In contrast, for nonresponsive or complicated CD, enteroscopy remains a useful diagnostic tool. Refractory celiac disease is defined by the persistence of villous atrophy after at least 6 months on a strict gluten-free diet, in the absence of another cause of villous atrophy [1]. Type I disease, in which the phenotype of intraepithelial lymphocytes is normal, should be distinguished from type II, in which clonal expansion of abnormal intraepithelial lymphocytes is observed. This latter form is actually a low-grade T-cell lymphoma and carries a more ominous prognosis. In this setting, enteroscopy allows for the histological follow-up of the duodenal and jejunal mucosa through systematic and targeted mucosal biopsies [43, 49]. Unlike uncomplicated CD, mucosal abnormalities with ulcerative jejunitis can be limited to the jejunum, without any ulcers seen in the duodenum (Fig. 11.3, Video 11.3) [39].
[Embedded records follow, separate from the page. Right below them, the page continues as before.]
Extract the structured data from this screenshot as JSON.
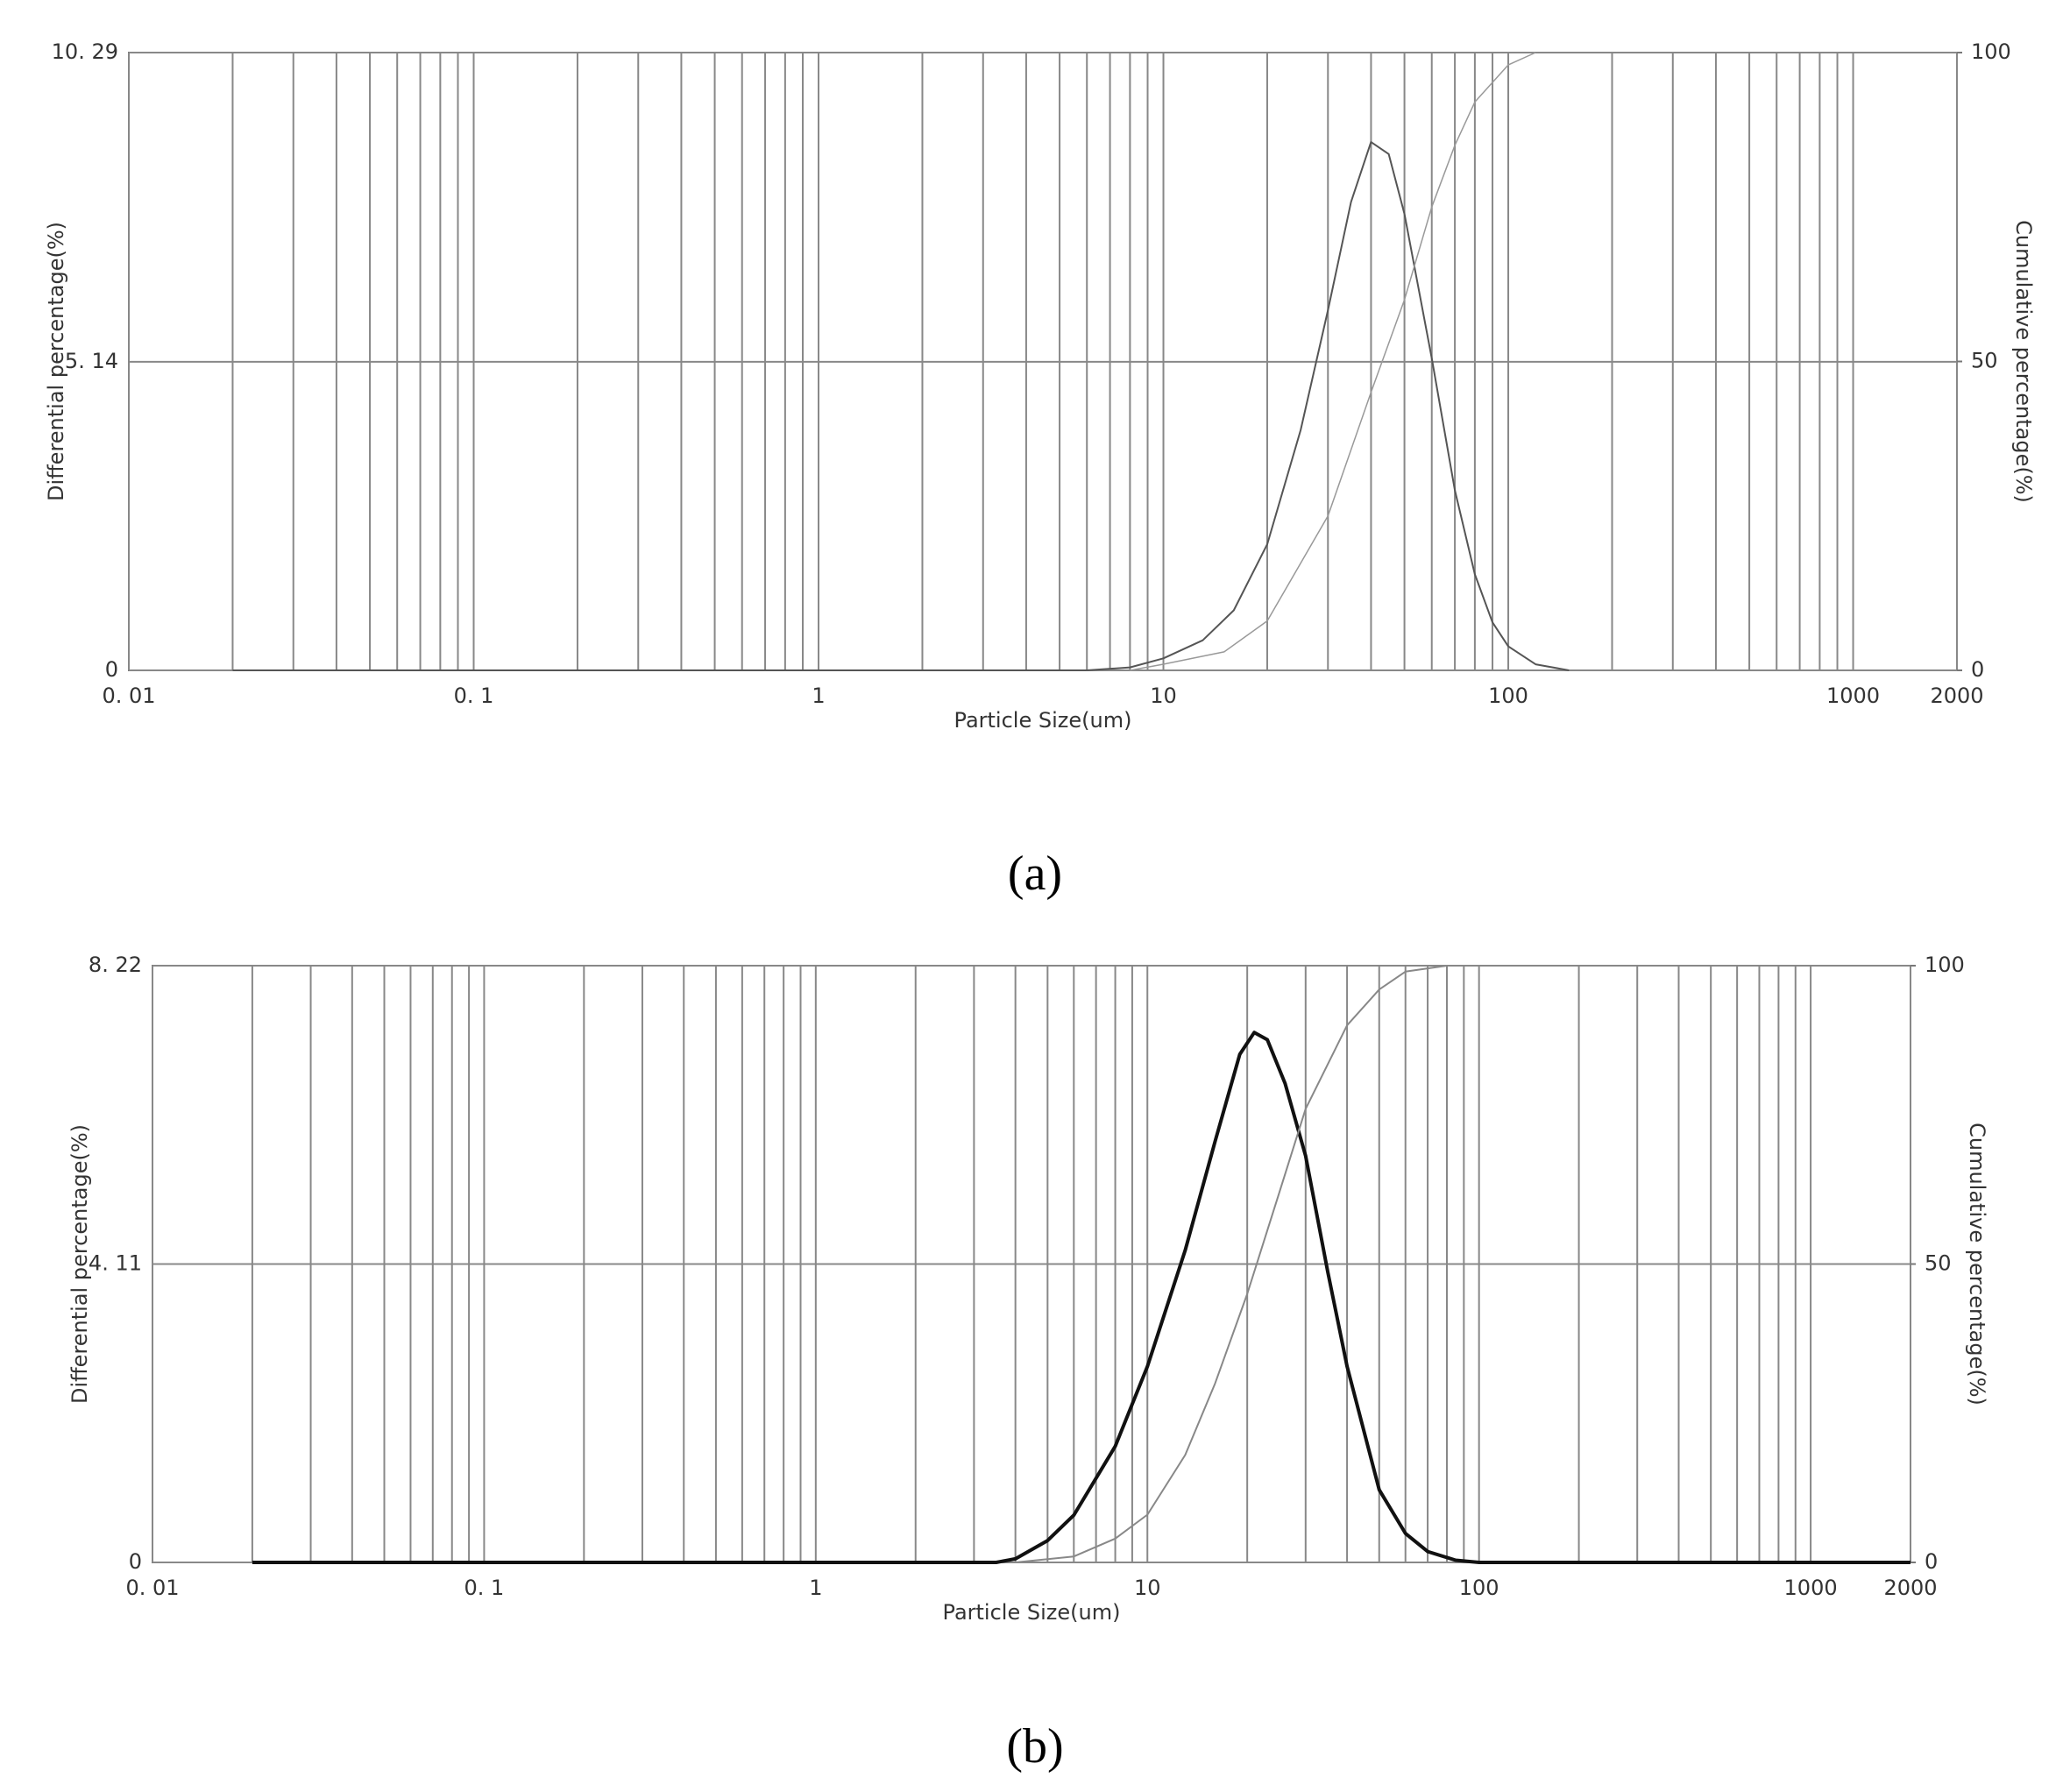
{
  "chart_data": [
    {
      "type": "line",
      "caption": "(a)",
      "xlabel": "Particle Size(um)",
      "ylabel": "Differential percentage(%)",
      "y2label": "Cumulative percentage(%)",
      "log_x": true,
      "grid": true,
      "minor_grid": true,
      "xlim": [
        0.01,
        2000
      ],
      "xticks": [
        {
          "value": 0.01,
          "label": "0. 01"
        },
        {
          "value": 0.1,
          "label": "0. 1"
        },
        1,
        10,
        100,
        1000,
        2000
      ],
      "ylim": [
        0,
        10.29
      ],
      "yticks": [
        0,
        {
          "value": 5.14,
          "label": "5. 14"
        },
        {
          "value": 10.29,
          "label": "10. 29"
        }
      ],
      "y2lim": [
        0,
        100
      ],
      "y2ticks": [
        0,
        50,
        100
      ],
      "series": [
        {
          "color": "#555555",
          "width": 2,
          "x": [
            0.02,
            1,
            6,
            8,
            10,
            13,
            16,
            20,
            25,
            30,
            35,
            40,
            45,
            50,
            60,
            70,
            80,
            90,
            100,
            120,
            150
          ],
          "values": [
            0,
            0,
            0,
            0.05,
            0.2,
            0.5,
            1.0,
            2.1,
            4.0,
            6.0,
            7.8,
            8.8,
            8.6,
            7.6,
            5.2,
            3.0,
            1.6,
            0.8,
            0.4,
            0.1,
            0
          ]
        },
        {
          "color": "#999999",
          "width": 1.5,
          "axis": "y2",
          "x": [
            8,
            10,
            15,
            20,
            30,
            40,
            50,
            60,
            70,
            80,
            100,
            120
          ],
          "values": [
            0,
            1,
            3,
            8,
            25,
            45,
            60,
            75,
            85,
            92,
            98,
            100
          ]
        }
      ]
    },
    {
      "type": "line",
      "caption": "(b)",
      "xlabel": "Particle Size(um)",
      "ylabel": "Differential percentage(%)",
      "y2label": "Cumulative percentage(%)",
      "log_x": true,
      "grid": true,
      "minor_grid": true,
      "xlim": [
        0.01,
        2000
      ],
      "xticks": [
        {
          "value": 0.01,
          "label": "0. 01"
        },
        {
          "value": 0.1,
          "label": "0. 1"
        },
        1,
        10,
        100,
        1000,
        2000
      ],
      "ylim": [
        0,
        8.22
      ],
      "yticks": [
        0,
        {
          "value": 4.11,
          "label": "4. 11"
        },
        {
          "value": 8.22,
          "label": "8. 22"
        }
      ],
      "y2lim": [
        0,
        100
      ],
      "y2ticks": [
        0,
        50,
        100
      ],
      "series": [
        {
          "color": "#111111",
          "width": 4,
          "x": [
            0.02,
            1,
            3.5,
            4,
            5,
            6,
            8,
            10,
            13,
            16,
            19,
            21,
            23,
            26,
            30,
            35,
            40,
            50,
            60,
            70,
            85,
            100,
            2000
          ],
          "values": [
            0,
            0,
            0,
            0.05,
            0.3,
            0.65,
            1.6,
            2.7,
            4.3,
            5.8,
            7.0,
            7.3,
            7.2,
            6.6,
            5.6,
            4.0,
            2.7,
            1.0,
            0.4,
            0.15,
            0.03,
            0,
            0
          ]
        },
        {
          "color": "#888888",
          "width": 2,
          "axis": "y2",
          "x": [
            4,
            6,
            8,
            10,
            13,
            16,
            20,
            25,
            30,
            40,
            50,
            60,
            80,
            100
          ],
          "values": [
            0,
            1,
            4,
            8,
            18,
            30,
            45,
            62,
            76,
            90,
            96,
            99,
            100,
            100
          ]
        }
      ]
    }
  ]
}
The choice between upper and lower enteroscopy is guided by a preliminary noninvasive workup, including MR or CT enterography, followed by small bowel CE. If abnormalities are detected, then enteroscopy can facilitate the evaluation for a T cell malignant proliferation among jejunal ulcers, or perform histological follow-up of type I refractory celiac disease. Biopsies can aid in the detection of a clonal expansion or an abnormal phenotype of intraepithelial lymphocytes, suggesting the evolution toward type II refractory celiac disease or a T cell lymphoma. This surveillance is conducted yearly in refractory patients, and the choice between esophagogastroduodenoscopy, push enteroscopy, and deep enteroscopy is based primarily on the findings of small bowel capsule endoscopy [43]. Finally, upper enteroscopy allows one to obtain biopsy samples of suspicious lesions of the jejunum, such as deep ulcers or strictures, to rule out adenocarcinoma or T cell lymphoma (Fig. 11.4, Video 11.4).
Fig. 11.4
Enteropathy-associated T cell lymphoma, presenting as an ulcerated jejunal stricture diagnosed by push enteroscopy
Contribution of Endoscopy in Other Malabsorption States
In addition to CD, other malabsorptive states can be evaluated with small bowel imaging. The causes of malabsorption can by roughly classified in three groups: (1) maldigestion, mainly linked to gastric and/or small bowel resection or pancreatic exocrine insufficiency; (2) mucosal noninfectious diseases, such as autoimmune enteropathy, common variable immunodeficiency, tropical sprue, and the recently described angiotensin II inhibitor-induced sprue; and (3) microbial causes, including a vast array of bacterial, viral, parasitic, or fungal infections occurring in immunocompetent or immunocompromised hosts, as well as small bowel bacterial overgrowth and Whipple’s disease.